Thursday, September 30, 2004

Instagag

f(x)=6y+3 walks into a bar.

"Got any sandwiches?" f(x)=6y+3 asks the barman.

"Sorry," he replies. "We don't cater for functions."

[Via Li]

Update

The Path to Enlightenment is
/usr/bin/enlightenment/

[Also via Li, who's clearly having a busy day.]

Tuesday, September 28, 2004

Burgeoning peasant underclass found

A couple of days ago I received an email from a friend with the following joke in it:
1. Go to www.argos.co.uk , the website of a retail catalogue store
2. Type ‘Chav’ into the search box.
3. See what you get.

What I got was a picture of gold chains and easy chairs.

And I wondered why this was funny.

Seems I’ve been away from Britain far too long. I mean, sure, there are cultural institutions of which I’ve never had much chance of being a part – the British National Party for one (thanks to the Brooke brothers for pointing out this fine googlebomb).

There’s a lively and long lived tradition of class cultural warfare in the UK. Although, for alliterative purposes, it’d be great if it were to be characterised as snobs vs yobs, it’s far more complex. ‘Chav’, apparently, refers to “the burgeoning peasant underclass”, and simultaneously to urban working class women and youth. There’s even a website devoted to hate-filled polemic, which I won’t link to. I've long thought one of the most subtle interventions into this debate has been Kathy Burke's Perry, of Kevin and Perry Go Large fame. Odds of her kind of subversion being replacing the Daily Mail's drivel? Fat chance.

Interesting to see this tension rear its head, with an interesting inversion, in the US. And interesting to see how it’s countered:

The folks at Comedy Central were annoyed when Fox News Channel's Bill O'Reilly kept referring to "The Daily Show" audience as "stoned slackers."

So they did a little research. And guess whose audience is more educated?


More here.

Wednesday, September 22, 2004

The Japanese all over Cheney's Sisters

Anirvan has been busy recently. Not only has he recently married the lovely Barnali, but he's been analysing trends in the second-hand book market. From his latest report, we learn:
"In 1981, first-time author Lynne Cheney wrote a novel called Sisters, a bodice-ripper about nineteenth century feminist pioneers in Wyoming, dealing in part with lesbian relationships. Two decades later, the historian and wife of Vice President Dick Cheney is very much in the public eye, and the hard-to-find Sisters is the #1 most sought after fiction title in America. With Cheney's opposition to the proposed Federal Marriage Amendment in the news, readers are looking to the novel to learn more about her views on gay/lesbian issues."

Over a cuppa with my favourite purveyor of second-hand books in Durban, and co-author of a fine book on the politics of cricket, and member of the reserve Bank of South Africa, and my boss, etc, etc, Vishnu Padayachee, I learned that the people to follow in the book market are the Japanese. The community of moneyed bibliophiles there set the trends that the US and Europeans follow, it would seem.

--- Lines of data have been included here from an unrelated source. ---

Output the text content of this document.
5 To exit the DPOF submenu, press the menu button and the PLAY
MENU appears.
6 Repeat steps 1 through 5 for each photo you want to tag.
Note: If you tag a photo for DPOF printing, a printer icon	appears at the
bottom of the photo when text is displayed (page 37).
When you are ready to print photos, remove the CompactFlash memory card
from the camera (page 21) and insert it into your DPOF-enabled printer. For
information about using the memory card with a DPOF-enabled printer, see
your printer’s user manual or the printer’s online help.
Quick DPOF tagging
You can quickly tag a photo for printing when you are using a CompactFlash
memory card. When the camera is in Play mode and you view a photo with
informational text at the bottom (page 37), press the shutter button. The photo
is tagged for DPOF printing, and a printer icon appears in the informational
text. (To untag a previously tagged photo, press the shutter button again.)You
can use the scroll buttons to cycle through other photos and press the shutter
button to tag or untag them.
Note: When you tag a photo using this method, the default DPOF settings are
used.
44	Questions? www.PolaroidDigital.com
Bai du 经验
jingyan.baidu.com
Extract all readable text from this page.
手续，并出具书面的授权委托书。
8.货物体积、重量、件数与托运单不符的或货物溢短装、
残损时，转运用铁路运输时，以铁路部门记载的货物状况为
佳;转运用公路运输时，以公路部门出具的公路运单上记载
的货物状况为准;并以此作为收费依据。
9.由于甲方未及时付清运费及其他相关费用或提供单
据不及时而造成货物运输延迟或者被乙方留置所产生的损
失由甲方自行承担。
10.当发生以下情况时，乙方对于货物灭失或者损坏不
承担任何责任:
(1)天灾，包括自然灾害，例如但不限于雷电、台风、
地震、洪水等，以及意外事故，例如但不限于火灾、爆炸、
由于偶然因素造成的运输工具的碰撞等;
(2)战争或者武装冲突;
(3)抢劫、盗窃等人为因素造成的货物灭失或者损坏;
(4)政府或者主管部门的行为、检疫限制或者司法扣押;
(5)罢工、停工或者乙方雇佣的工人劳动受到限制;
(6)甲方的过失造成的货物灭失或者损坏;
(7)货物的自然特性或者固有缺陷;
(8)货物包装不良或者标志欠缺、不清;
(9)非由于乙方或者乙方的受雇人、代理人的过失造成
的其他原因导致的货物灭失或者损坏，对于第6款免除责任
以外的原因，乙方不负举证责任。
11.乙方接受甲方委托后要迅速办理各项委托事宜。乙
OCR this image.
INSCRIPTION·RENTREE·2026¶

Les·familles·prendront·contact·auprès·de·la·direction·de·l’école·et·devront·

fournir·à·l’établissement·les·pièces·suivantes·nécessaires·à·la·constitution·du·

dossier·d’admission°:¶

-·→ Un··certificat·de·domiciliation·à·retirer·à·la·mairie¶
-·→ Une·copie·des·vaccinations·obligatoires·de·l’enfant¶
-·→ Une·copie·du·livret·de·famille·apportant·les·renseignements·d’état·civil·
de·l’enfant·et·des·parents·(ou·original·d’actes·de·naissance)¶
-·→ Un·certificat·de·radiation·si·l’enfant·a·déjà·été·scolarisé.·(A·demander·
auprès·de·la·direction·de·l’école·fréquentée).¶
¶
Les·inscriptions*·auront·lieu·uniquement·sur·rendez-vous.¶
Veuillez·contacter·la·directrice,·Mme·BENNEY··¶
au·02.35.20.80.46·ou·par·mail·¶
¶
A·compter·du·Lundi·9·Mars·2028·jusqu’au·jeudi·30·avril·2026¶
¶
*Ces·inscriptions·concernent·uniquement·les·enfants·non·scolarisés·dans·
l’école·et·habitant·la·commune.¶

So, Anirvan, time to start cracking on enquiries from them .jp domains.

So, farewell then

Graham over at Stet is going on hiatus, possibly permanently. Softly spoken, with blue pencil in hand, I shall miss the many fine gems he posted, and his valuable link to the SciFi world. Without him, for example, I wouldn't have known that the roll of honour at the Hugo awards, gonged at the 62nd World Science Fiction Convention in Boston, included:
Best Dramatic Presentation, Short Form — Gollum's Acceptance Speech at the 2003 MTV Movie Awards. Available here and well worth a look.
Live long and prosper, Graham.

Tuesday, September 21, 2004

Cow Talk

In an earlier post I polemicised against the Cow Parade. Almost inevitably, this is something that has already been debated at the Virtual Stoa. Having missed the boat on this so long ago, I thought I'd try to bring something especially juicy to the conversational table

Lucky for me, critic-at-large, articulate authority, and good friend Al Bing (online here soon) agrees that the cows are dung. In her own words:
We can't stop city tourism bureaux from coming up with marketing ploys, but is it too much to ask them to come up with an original idea, or at least not one that's an also-ran 50 times over? And please, don't call it art -- that's just an insult to every last artist in the city in question. Asking a talented local artist to fill in the details on a cow or some other municipal mascot is like giving Picasso a coloring book. As for artists who go along with this ill-conceived scheme: You've been pimped. You've only got yourselves to blame when your viewing public looks at your future efforts to win their attention with a skeptical eye, wondering if there is any inspiration in your work beyond prurient interest.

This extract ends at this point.